Three hundred concerned Minnesotans came to the Heintz Commons at Rochester Community and Technical College on Monday night as part of a town hall on water quality.
This was the first of 10 town hall meetings as part of Gov. Mark Dayton's "25 by 25" clean water initiative, which aims to improve water quality in Minnesota by 25 percent by 2025.
"There's a high level of citizen participation here in Rochester," Dayton said.
His team expected about 150 people to come, and was surprised to attract double the estimate.
"It's really encouraging that we had that many people come out on a beautiful summer night because they care about the future of water quality in Rochester, Olmsted County, and the region and the state," he said.
The "25 by 25" plan was announced in February. The initiative plans to improve water quality and decrease pollution by 25 percent by 2025. It doesn't mean that every pollutant will decrease by 25 percent, or that all water areas will improve by 25 percent. Rather, it refers to an aggregate improvement throughout the state.
The town hall meetings are designed to encourage local participation and gather unique solutions to water quality problems.
The evening started with brief remarks from Governor Dayton and water quality experts, including water advisor Anna Henderson and Rylee Main, the executive director of the Lake Pepin Legacy Alliance.
From there, the crowd broke into groups to answer discussion questions regarding water quality. The answers were submitted electronically, and the data was collected by the governor's staff.
Attending the meeting was local student Kristin Dieterman.
"Growing up, I've always been very concerned about the environment," she said. "Going into these next years with climate change and everything like that, water is a very big issue."
Minnesota Department of Agriculture Commissioner Dave Frederickson attended the event as a member of Dayton's cabinet. He has focused much of his attention on promoting "best management practices" or BMPs to local farmers in an effort to improve water quality and decrease pollution.

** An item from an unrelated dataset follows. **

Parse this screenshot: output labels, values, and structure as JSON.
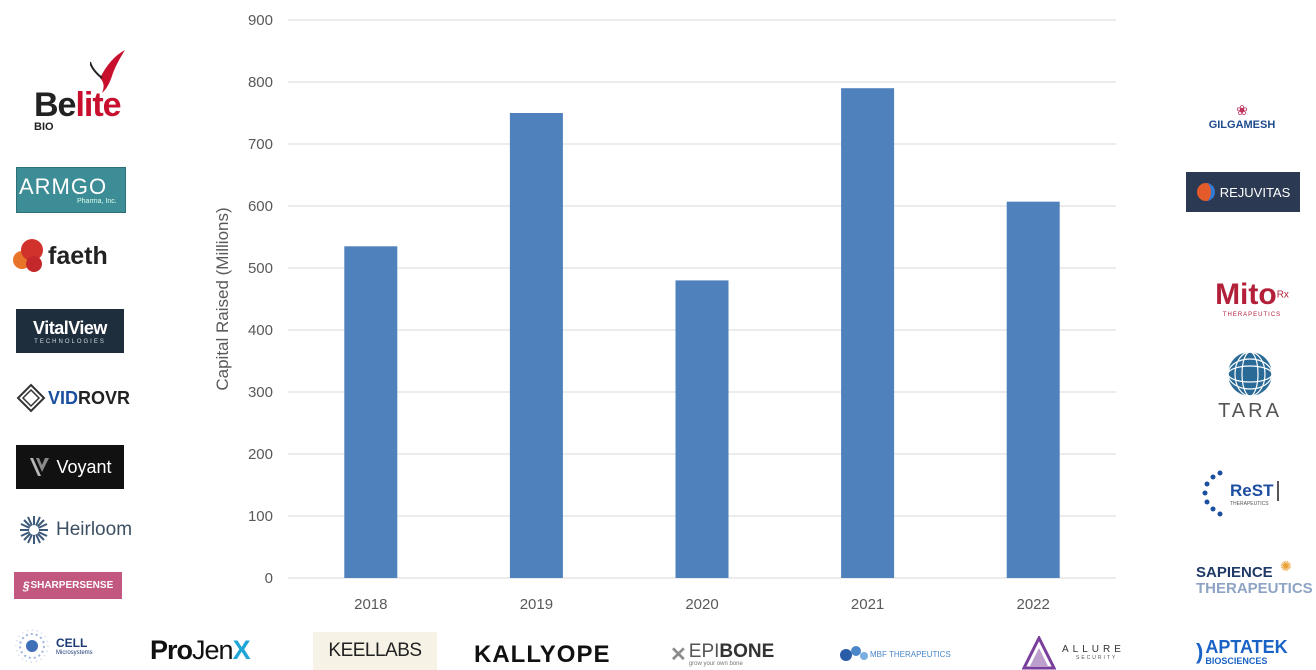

There are currently 400 farmers working towards adopting BMPs, which represents about 250,000 acres of land in Minnesota.
"You do water quality acre by acre and farm by farm, field by field," he said. "We're slowly but surely getting to that point where we have these practices established on those farms. That's the goal at this point."
Also in attendance was representative Tina Liebling, who wanted to gain knowledge to go along with her concern regarding water quality issues.
"Water is just a very important issue for the state," she said. "The idea that we have to protect our water cuts across all boundaries."
The town halls will continue through October, at which point the governor will look at compiled data and continue to act towards solutions. It's not a one-size-fits-all solution, however.
"It needs to come from people's own expertise, and their own knowledge of local conditions," Dayton said "We have to engage everybody in a way that's going to make a difference."